Measuring only 10 centimeters wide, 10 centimeters high and 30 centimeters long, the smallsat was designed, manufactured, integrated, and tested by SDL and carries the Hyper-Angular Rainbow Polarimeter payload built by the Earth and Space Institute at the University of Maryland, Baltimore County.
The program is funded by NASA and is under the direction of principal investigator Dr. J. Vanderlei Martins. HARP is designed to measure the microphysical properties of cloud and aerosol particles in Earth’s atmosphere.
HARP was launched on November 2, 2019, from a Northrop Grumman Antares rocket in its Cygnus cargo spacecraft.
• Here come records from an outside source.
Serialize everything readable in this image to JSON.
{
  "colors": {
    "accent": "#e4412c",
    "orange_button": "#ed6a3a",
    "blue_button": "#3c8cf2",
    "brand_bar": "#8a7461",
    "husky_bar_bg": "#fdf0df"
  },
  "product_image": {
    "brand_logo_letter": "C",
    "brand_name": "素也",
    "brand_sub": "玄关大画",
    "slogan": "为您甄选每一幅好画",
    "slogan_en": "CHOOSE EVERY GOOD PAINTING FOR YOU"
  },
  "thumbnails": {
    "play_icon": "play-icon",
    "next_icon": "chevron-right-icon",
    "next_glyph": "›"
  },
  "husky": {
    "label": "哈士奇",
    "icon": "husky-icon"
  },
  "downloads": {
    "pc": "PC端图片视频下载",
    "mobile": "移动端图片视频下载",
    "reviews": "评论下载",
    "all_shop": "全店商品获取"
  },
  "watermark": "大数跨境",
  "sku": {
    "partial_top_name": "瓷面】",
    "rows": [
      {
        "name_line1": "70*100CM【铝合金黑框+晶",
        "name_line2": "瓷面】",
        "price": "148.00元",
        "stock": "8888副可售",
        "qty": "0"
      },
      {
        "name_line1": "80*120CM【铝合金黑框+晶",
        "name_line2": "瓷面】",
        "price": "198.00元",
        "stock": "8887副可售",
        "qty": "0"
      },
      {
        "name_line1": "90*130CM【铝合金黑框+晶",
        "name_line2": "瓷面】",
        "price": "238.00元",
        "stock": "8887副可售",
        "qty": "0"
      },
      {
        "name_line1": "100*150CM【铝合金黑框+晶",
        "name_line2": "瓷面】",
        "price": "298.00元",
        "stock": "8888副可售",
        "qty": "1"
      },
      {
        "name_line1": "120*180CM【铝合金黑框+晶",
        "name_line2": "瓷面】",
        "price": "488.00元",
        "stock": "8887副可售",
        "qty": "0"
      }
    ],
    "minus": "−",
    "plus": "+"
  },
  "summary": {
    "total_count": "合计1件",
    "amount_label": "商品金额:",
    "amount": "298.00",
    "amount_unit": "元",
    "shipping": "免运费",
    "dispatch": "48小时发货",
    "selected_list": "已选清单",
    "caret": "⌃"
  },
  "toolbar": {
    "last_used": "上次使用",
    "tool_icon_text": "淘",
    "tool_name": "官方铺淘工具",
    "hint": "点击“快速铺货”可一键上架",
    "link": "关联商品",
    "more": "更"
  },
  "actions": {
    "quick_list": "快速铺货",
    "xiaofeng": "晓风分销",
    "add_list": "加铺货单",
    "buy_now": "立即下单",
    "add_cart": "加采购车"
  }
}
Following a three-month stay on the International Space Station, HARP was deployed into orbit on February 19, 2020.
SDL also manages mission operations for HARP’s flight while UMBC manages the science operations.
Cloud and aerosol processes influence climate change, which affects our oceans, weather, ecosystems, and society at large. The largest impediments to estimating climate change are a lack of quantitative information about aerosol forcing, insufficient understanding of aerosol-cloud processes, and cloud feedbacks in the climate system. New observations and a better understanding of aerosol-cloud processes will help to narrow climate change estimate uncertainties.
HARP, an imaging polarimeter with hyper-angular capability, can make a strong contribution to characterizing ice and water cloud properties. Polarization and an increased number of observation angles provides a much clearer picture of cloud droplet distribution, adding the width of the droplet distribution to the currently measured effective radius.
“Dr. Martins and his team from UMBC are providing NASA with incredibly specialized images from low earth orbit of our atmosphere, further validating that Earth science from space can be achieved with small satellites,” said Tim Neilsen, SDL program manager for HARP. “The application of space-based Earth observation technology has historically been the domain of large satellites. HARP helps to confirm that miniaturized sensors on small satellites can provide a high degree of fidelity at a fraction of the cost and time it takes to build larger satellites.”
“HARP is the first ever instrument in space to perform moderate spatial resolution measurements of the cloud droplet size distribution using a hyperangular polarization capability. HARP is also a precursor for future image polarimeters to perform global measurements of aerosol and cloud properties, including the HARP2 instrument that is currently being built at UMBC to fly in the NASA PACE mission,” said Dr. Martins.